MERYL STREEP 'seems' to be an extension of Clasissa ['The Hours'] another misguided New Yorker, but she is always watchable, never boring and can do anything! Nicholas Cage has the impossible task of playing identical twins - and does - flawlessly - including those odd and frequent nocturnal fantasies .... but CHRIS COOPER! Instant love for this eccentric - an original, wild, lovable manof the swamp a few beats ahead of 'Deliverance' - but such a tour-de-force - WITHOUT the force! Utterly charming even with the stringy hair and the semi-washed body and the missing front teeth - GIVE this man the Oscar!

Rating: 3 stars
Summary: A Mess of a Movie
Review: The story of the writing of Adaptation is pretty well known by now. Successful screenwriter can't seem to come up with a screen play of a book in which, in his words, "nothing happens", so he writes a screen play about his inability to come up with a screenplay, and...
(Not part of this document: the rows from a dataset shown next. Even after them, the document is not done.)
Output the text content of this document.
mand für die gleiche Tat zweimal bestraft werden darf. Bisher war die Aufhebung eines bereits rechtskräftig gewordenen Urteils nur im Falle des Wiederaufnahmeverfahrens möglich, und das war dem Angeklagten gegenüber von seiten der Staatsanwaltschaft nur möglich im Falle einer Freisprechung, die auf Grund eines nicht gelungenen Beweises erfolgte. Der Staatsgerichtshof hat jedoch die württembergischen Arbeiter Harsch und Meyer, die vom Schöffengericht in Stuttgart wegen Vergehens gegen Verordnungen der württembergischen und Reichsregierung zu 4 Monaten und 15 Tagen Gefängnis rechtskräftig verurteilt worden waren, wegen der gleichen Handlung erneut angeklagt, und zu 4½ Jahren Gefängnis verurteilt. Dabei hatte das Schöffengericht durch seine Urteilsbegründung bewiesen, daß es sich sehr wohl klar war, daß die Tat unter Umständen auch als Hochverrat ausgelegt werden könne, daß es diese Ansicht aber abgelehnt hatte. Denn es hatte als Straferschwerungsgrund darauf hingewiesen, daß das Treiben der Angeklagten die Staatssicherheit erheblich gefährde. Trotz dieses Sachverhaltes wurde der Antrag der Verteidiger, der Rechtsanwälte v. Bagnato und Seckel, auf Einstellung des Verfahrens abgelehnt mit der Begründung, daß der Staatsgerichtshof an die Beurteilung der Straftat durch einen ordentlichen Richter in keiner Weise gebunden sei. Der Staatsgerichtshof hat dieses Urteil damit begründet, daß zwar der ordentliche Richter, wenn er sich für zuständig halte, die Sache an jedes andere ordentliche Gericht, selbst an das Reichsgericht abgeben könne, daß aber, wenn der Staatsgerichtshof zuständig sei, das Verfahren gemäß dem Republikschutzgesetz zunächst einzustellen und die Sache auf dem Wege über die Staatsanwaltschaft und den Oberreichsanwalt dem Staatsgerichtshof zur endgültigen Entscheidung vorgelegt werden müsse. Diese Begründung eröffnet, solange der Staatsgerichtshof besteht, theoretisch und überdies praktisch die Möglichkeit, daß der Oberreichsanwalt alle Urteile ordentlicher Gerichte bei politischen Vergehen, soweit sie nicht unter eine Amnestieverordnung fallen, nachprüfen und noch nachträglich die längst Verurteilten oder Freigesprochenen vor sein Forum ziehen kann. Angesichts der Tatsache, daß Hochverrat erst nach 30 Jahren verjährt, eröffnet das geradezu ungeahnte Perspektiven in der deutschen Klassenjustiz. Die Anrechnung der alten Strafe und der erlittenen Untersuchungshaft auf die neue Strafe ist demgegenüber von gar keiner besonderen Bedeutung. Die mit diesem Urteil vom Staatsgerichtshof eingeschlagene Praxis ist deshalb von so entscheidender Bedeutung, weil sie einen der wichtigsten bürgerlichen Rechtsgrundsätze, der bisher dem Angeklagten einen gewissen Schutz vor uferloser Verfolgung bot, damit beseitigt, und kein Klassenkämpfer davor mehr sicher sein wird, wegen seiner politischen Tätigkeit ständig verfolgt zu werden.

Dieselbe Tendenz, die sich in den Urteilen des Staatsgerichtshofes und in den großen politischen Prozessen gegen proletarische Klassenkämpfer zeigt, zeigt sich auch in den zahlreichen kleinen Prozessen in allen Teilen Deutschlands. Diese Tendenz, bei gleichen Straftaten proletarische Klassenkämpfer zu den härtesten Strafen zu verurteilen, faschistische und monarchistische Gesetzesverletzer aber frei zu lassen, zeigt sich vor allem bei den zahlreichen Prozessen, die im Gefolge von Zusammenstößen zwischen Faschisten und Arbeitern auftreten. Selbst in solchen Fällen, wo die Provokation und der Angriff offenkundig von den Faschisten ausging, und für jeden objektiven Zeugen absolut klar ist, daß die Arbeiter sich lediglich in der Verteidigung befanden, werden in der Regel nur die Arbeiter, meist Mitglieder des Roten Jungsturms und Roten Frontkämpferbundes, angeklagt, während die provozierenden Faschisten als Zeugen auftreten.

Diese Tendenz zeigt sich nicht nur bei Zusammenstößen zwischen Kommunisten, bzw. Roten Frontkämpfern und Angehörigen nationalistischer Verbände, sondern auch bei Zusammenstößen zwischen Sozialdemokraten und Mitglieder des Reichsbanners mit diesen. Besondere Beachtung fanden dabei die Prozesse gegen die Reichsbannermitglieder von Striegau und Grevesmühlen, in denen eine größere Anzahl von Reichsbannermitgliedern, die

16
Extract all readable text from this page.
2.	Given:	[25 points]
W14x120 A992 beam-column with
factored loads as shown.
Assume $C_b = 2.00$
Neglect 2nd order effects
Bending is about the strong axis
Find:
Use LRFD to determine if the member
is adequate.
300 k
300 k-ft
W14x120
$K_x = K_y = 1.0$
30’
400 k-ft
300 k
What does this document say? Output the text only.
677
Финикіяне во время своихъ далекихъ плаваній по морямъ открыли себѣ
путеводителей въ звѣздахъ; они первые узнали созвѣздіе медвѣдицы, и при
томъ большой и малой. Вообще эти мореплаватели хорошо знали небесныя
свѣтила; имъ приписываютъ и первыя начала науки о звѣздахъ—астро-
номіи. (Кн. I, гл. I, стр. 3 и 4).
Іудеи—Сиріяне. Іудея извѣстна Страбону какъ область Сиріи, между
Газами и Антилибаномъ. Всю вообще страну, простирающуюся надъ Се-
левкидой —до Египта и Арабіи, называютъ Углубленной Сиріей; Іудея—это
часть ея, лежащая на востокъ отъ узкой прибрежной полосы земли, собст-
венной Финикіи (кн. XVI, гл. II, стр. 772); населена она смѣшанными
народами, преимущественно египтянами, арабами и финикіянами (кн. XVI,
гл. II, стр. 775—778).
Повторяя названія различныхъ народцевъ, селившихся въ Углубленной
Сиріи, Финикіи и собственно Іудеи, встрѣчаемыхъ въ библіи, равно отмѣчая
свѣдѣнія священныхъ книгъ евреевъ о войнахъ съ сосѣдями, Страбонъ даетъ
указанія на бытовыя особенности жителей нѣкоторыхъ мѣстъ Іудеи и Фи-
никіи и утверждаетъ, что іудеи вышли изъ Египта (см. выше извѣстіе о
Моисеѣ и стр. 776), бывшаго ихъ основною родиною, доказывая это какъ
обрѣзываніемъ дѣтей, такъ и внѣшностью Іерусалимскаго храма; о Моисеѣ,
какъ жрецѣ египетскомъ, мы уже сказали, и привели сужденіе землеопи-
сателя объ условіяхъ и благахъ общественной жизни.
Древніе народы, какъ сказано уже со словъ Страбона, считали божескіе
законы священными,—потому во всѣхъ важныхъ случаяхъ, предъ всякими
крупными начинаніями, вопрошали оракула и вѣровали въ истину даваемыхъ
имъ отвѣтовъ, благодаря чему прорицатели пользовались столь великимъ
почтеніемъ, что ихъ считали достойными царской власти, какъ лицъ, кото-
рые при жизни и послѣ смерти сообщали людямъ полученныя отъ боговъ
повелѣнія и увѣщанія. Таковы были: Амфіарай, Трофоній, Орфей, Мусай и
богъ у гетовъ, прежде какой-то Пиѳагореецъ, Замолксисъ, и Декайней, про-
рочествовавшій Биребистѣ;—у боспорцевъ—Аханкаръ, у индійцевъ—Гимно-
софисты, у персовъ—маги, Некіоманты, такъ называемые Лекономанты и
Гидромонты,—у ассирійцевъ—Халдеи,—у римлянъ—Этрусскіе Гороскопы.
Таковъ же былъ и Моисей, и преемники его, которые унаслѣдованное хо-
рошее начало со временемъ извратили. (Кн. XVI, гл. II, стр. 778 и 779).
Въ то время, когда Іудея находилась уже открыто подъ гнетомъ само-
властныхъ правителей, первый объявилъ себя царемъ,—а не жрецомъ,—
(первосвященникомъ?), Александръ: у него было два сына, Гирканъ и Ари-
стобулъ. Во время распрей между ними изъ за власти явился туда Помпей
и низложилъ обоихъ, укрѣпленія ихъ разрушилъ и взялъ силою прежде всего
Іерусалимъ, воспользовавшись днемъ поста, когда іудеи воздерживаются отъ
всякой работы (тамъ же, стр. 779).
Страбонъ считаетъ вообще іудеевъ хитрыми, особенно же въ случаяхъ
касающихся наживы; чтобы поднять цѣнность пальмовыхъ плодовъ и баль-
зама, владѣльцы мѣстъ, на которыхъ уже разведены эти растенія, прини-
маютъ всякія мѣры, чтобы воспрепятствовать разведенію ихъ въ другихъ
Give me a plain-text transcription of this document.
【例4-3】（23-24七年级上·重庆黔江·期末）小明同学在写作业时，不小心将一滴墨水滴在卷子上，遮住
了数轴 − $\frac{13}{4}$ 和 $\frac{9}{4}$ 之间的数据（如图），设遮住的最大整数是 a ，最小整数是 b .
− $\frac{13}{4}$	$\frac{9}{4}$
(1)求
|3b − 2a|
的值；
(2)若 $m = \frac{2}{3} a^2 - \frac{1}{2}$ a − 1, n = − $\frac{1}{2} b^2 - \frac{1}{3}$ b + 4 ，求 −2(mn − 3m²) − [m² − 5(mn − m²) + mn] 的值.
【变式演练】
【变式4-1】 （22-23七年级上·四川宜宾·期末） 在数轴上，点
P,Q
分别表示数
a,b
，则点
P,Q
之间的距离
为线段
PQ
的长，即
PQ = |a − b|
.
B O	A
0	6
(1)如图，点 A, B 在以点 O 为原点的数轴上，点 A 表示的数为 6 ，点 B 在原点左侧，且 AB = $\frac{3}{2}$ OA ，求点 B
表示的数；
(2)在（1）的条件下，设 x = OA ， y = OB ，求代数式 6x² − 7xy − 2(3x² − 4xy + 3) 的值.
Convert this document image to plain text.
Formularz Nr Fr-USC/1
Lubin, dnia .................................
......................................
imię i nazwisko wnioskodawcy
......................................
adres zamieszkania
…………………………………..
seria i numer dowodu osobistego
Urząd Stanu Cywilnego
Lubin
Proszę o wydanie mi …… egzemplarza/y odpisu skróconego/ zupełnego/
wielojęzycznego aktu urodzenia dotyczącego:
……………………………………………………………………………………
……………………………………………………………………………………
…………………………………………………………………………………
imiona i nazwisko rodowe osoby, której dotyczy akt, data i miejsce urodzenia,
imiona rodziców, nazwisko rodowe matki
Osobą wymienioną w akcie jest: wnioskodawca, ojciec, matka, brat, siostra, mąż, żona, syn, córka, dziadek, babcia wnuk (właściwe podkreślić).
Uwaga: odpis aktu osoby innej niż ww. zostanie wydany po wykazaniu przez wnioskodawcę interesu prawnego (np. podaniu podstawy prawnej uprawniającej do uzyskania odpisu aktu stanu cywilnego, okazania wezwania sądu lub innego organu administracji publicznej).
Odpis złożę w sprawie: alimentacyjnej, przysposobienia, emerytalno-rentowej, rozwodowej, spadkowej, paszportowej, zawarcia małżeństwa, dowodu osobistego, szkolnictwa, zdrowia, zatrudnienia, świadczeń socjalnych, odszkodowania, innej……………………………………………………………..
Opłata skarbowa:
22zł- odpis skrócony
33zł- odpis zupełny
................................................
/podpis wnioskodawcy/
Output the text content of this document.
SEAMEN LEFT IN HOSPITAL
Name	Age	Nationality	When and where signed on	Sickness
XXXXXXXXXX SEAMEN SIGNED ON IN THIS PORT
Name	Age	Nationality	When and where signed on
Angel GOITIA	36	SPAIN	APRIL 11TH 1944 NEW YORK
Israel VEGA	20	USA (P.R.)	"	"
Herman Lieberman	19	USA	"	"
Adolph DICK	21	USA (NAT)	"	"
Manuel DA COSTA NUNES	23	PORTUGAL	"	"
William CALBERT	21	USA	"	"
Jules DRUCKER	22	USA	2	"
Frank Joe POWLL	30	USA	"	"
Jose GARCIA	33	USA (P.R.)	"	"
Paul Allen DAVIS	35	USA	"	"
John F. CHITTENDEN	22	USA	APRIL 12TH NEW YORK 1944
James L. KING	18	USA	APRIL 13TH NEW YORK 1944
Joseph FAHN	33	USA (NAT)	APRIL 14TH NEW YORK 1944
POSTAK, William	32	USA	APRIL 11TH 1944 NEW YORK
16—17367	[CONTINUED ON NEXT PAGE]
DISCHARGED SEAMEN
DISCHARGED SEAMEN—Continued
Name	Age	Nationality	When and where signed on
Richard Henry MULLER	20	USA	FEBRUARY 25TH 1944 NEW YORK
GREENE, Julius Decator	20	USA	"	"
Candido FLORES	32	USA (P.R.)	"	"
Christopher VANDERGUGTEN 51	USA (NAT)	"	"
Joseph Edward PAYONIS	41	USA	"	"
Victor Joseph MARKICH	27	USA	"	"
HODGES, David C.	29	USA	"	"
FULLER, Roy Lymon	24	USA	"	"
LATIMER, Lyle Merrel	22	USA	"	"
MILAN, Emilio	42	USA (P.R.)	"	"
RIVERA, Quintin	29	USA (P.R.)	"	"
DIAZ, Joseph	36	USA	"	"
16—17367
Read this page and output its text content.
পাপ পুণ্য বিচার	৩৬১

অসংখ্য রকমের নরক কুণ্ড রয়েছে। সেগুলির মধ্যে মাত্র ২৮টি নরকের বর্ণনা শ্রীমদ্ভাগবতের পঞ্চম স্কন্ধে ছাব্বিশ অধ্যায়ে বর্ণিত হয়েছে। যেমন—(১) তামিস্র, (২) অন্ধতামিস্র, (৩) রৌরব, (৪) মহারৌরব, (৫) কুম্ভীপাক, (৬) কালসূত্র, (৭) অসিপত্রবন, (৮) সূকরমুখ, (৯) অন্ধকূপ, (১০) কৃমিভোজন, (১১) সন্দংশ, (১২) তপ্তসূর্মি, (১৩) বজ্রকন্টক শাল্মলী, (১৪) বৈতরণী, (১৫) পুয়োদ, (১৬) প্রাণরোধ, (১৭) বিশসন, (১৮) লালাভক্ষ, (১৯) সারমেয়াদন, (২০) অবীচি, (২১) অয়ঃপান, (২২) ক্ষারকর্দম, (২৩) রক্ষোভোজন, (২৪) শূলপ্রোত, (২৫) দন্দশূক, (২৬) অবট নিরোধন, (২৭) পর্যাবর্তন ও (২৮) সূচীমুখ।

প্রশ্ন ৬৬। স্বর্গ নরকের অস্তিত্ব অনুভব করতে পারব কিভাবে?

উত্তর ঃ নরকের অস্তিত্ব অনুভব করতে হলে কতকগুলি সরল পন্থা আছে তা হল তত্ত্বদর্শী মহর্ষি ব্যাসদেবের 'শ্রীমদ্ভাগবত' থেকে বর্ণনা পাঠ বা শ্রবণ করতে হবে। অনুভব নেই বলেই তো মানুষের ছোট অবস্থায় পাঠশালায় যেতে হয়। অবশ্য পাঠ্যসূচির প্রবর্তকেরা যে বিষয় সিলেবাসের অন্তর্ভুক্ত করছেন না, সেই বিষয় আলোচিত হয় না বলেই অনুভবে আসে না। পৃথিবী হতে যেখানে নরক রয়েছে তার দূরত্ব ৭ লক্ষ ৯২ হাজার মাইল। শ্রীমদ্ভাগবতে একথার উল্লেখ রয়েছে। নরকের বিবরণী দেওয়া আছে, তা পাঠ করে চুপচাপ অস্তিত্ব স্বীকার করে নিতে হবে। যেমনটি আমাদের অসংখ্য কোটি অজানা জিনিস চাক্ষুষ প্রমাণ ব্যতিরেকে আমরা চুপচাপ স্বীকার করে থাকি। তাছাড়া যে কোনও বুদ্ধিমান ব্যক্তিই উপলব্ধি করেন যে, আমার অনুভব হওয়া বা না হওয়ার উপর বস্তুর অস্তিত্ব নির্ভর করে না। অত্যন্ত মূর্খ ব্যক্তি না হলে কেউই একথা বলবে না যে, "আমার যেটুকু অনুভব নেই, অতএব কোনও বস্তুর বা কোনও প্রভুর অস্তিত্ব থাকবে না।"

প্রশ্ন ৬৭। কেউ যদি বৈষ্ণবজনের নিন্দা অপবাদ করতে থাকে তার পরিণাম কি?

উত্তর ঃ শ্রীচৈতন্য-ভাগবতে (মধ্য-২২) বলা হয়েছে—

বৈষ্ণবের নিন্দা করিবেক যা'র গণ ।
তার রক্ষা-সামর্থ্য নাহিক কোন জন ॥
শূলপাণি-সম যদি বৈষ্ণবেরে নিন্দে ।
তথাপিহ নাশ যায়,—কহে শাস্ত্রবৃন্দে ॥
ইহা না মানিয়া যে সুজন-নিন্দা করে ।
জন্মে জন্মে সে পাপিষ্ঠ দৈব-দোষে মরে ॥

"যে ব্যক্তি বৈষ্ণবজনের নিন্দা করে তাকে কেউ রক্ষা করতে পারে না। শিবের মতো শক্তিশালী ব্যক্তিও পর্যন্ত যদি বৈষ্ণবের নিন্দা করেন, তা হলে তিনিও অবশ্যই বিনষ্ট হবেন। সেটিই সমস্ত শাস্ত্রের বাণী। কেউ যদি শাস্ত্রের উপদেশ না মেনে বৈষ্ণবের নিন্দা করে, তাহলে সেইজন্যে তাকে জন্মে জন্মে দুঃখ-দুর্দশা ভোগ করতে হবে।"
It's all rather clever, but it comes together in a confused mess, and the frantic editing of music video director Spike Jonz, who learned his trade making two-minute promos for attention deficit teens, doesn't help matters. (This unfortunately seems to be becoming standard for the post-Sesame Street/MTV generation, so those of us looking for lyricism in film may be out of luck.)

Taken individually, there are a lot of very clever and interesting scenes and themes to this movie, and some nice bits of acting. It's great to see Nicholas Cage in the sort of quirky movie that characterized his early career (think "Raising Arizona") rather than the dreadful action films he's been making lately. Certain scenes do stand out as nicely done. Meryl Streep gives her usual over-the-top performance, which Jonz indulges with excessively long shots of her method-school emoting that seem even longer than usual, given the film's otherwise frantic pacing. At a number of points I found myself wanting to yell yes, we get the point. For god's sake, get on with it already!

Overall it's uneven, trite, and excessively gimmicky. Fine for a dollar rental, but I wouldn't recommend anyone see it in the theater or buy it. I often ask myself after seeing a movie, would I want to see this again? And the answer for "Adaptation" is probably not.

Rating: 4 stars
Summary: Weird and Wonderful!!!
Review: The academy award nominated creators of Being John Malkovich take us on another unique and refreshing head trip. Starring Nicolas Cage, Meryl Streep, Chris Cooper, Tilda Swinton, Brian Cox, and Maggie Gyllenhaal, this is a fascinating "adaptation" of the off-beat book "The Orchid Thief." This time, we journey into an even more beautifully disturbed brain: Kaufman's own. In this twisted and brilliant film, the tortured screenwriter not only shares his uneasy attempt at trying to adapt Susan Orlean's book "The Orchid Thief" into a movie, but he ultimately (and unintentionlly) writes himself into the screenplay. Nicolas Cage, in his best role in years, is completely up to the task, playing both the wound-up Charlie and his easy-breezy twin Donald. Meryl Streep goes deliciously (and surprisingly) nuts as Orlean, while Chris Cooper (American Beauty) is magnificant in his portrayal of an obsessed horticulturist (An Oscar nomination is beckoning). During all of its dizzying twists and turns, the movie remains ultimately fascinating not only because of the direction and writing, but because of the lighthearted darkness of the unusually wonderful performances. Weird and engaging in so many ways, Adaptation has all of the right stuff. And all the time, uncoiling beneath the surface of the film, is the audacious surprise of the last 20 minutes, in which--well, you gotta see for yourself. What a bewilderingly brilliant and entertaining movie this is.